The Borrowing Process: Public Finance in the Province of Canada, 1840-1867
Description
Contains Bibliography, Index
$25.00
ISBN 0-7766-0343-4
DDC 336.71'09'034
Author
Publisher
Year
Contributor
Eileen Goltz is Public Documents Librarian at Laurentian University.
Review
“The financial history of the Union provides a critical element in the
broader history of state formation in British North America.” So
concludes Michael Piva, associate professor of history at the University
of Ottawa. Between the initial pages and the concluding chapter of his
book is a well-balanced, well-documented, reasoned account of the
accumulation of public debt and the genesis of a Canadian transportation
system. During the period 1840–1867, as imperial spending was being
reduced, the economic orientation of the Province of Canada was
unaltered by changes in party, government, and minister. Piva’s
research indicates that we have underestimated the importance to
economic development of the role played by the state during the period.
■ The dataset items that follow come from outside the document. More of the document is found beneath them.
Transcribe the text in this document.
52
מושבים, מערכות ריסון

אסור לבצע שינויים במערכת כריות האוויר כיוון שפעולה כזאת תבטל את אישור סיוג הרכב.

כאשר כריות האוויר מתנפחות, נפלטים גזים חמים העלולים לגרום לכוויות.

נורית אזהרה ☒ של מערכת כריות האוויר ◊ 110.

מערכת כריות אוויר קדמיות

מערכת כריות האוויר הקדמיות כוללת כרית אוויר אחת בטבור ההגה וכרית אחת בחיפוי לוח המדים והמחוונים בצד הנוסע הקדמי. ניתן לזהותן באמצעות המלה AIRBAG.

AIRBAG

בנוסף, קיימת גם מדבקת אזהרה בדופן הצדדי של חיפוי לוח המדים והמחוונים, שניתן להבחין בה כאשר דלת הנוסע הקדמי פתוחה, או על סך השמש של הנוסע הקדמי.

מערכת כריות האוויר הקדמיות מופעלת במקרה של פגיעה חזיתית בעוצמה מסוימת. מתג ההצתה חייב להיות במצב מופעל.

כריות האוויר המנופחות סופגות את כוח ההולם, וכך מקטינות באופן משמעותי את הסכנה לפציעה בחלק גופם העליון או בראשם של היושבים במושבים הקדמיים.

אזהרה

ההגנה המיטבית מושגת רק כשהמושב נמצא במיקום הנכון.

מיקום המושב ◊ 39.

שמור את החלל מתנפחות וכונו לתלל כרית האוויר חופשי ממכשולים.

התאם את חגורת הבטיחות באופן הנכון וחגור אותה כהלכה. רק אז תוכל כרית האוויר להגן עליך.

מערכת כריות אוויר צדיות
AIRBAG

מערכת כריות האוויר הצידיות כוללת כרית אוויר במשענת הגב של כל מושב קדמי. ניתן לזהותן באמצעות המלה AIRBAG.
This book will be welcomed by scholars and students of Canadian history
for its insights into the public debt situation during and prior to the
formation of the Province of Canada. Because it is the first study of
public debt to stray beyond an analysis of public accounts, the
information and interpretations presented here are complex and sometimes
difficult to follow. The reader thus requires an in-depth knowledge of
the persons and events being discussed, and there are, of course, the
inevitable puzzles. For example, who is “Mr. Boulton”?—Henry John
Boulton?
Piva uses a chronological sequencing to present his history of public
debt and the policies successive governments employed in its management.
His sources include Public Archives of Canada records from the
Department of Finance and the Offices of the Receiver General and the
Governor General. Following each chapter are endnotes, and the volume
also includes an index, a glossary of financial terms used in the book,
tables, figures, and appendices. This is a useful and welcome addition
to the historiography of the Province of Canada.